On August 7, 2025, Bloomberg reported that Tesla CEO Elon Musk disbanded the Dojo supercomputer team, with leader Peter Bannon exiting the company. Dojo, unveiled in 2021, was central to training Tesla’s Full Self-Driving (FSD) neural networks using custom D1 and D2 chips. Once projected to add $500 billion to Tesla’s value, it faced hurdles, including issues in the June 2025 robotaxi pilot in Austin and the loss of 20 engineers to DensityAI.

 

Musk confirmed Tesla will now focus on AI5 and AI6 inference chips—optimized for real-time decision-making in vehicles and robots—produced under a $16.5 billion deal with Samsung. Training needs will be met through Cortex, a new Austin-based AI supercluster using over 100,000 Nvidia accelerators.

 

While inference chips can accelerate deployment, they risk compute bottlenecks, supply chain dependency, and reduced flexibility for multimodal AI. Here, a hypothetical alternative—FaceOff Lite with its Adaptive Computing Engine (ACE)—could address these challenges.

 

ACE integrates training and inference in one platform, supporting multimodal sensor processing, on-device learning, and dynamic compute allocation.
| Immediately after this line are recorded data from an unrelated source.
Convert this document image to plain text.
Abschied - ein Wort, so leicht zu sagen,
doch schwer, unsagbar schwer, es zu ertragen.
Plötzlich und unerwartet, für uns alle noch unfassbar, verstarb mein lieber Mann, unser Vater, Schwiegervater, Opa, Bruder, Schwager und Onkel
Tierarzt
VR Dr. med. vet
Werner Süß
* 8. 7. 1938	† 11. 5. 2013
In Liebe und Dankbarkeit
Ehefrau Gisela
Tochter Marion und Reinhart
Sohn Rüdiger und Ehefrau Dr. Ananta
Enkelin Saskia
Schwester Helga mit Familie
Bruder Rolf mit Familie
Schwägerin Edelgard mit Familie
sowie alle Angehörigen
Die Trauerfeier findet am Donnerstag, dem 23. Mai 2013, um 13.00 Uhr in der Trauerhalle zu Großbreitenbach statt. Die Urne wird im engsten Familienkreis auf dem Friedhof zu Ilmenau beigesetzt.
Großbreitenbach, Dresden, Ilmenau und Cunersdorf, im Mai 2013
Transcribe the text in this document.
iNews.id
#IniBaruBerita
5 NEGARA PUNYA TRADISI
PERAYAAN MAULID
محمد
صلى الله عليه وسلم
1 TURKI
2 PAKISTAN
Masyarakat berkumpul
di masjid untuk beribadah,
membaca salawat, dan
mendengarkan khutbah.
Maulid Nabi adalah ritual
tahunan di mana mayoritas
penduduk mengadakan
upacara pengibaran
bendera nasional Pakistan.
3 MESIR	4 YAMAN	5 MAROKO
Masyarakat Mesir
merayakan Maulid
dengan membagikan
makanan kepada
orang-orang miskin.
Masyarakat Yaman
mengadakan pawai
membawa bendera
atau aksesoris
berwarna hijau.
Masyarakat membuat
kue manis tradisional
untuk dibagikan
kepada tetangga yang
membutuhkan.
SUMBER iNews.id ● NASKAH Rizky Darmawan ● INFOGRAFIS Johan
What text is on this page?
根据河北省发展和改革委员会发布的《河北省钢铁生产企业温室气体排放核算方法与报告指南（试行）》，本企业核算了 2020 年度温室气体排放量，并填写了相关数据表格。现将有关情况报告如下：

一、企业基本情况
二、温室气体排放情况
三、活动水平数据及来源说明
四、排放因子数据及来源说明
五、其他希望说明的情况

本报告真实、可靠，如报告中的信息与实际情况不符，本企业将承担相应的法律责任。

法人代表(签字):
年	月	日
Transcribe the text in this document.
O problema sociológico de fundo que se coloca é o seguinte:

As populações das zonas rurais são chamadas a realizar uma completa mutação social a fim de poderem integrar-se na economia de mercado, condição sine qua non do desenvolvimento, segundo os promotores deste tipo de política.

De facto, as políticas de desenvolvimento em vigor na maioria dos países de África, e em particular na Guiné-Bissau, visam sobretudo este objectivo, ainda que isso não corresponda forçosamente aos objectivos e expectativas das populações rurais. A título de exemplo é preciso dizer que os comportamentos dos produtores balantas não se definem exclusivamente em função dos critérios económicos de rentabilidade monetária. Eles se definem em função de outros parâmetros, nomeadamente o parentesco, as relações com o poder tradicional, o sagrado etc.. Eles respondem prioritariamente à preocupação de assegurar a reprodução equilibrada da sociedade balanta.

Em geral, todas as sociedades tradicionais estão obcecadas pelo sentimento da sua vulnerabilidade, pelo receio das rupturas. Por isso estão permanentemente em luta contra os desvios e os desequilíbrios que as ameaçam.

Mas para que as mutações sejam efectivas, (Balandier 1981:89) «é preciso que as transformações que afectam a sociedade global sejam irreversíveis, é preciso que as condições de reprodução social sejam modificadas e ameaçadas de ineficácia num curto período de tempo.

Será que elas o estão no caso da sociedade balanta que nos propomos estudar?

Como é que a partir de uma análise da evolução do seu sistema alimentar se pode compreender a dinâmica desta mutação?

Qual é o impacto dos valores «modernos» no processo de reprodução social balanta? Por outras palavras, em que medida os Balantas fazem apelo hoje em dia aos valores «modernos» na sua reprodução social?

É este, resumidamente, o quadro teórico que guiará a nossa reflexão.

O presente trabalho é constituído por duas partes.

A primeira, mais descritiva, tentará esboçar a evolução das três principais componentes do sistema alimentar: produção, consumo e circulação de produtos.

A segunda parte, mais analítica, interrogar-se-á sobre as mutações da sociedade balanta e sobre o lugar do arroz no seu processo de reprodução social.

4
It reduces reliance on cloud training, optimizes energy use, and scales across Tesla’s EVs, Optimus robots, and robotaxi fleets.

 

A hybrid model—Cortex for initial training, ACE for edge refinement—could boost FSD adaptability, cut costs by unifying chip functions, and reclaim Tesla’s AI differentiation from Nvidia-dependent rivals.

 

In the short term, Tesla’s pivot streamlines resources and speeds rollout. Long term, ACE could revive the original Dojo vision, enabling Tesla to lead in autonomous driving, robotics, and AI services—provided it retains top talent and rigorously tests in real-world conditions.

 

This shift underscores a strategic crossroads: pursue rapid market entry via proven inference chips or invest in integrated AI architectures that secure Tesla’s future autonomy and competitiveness.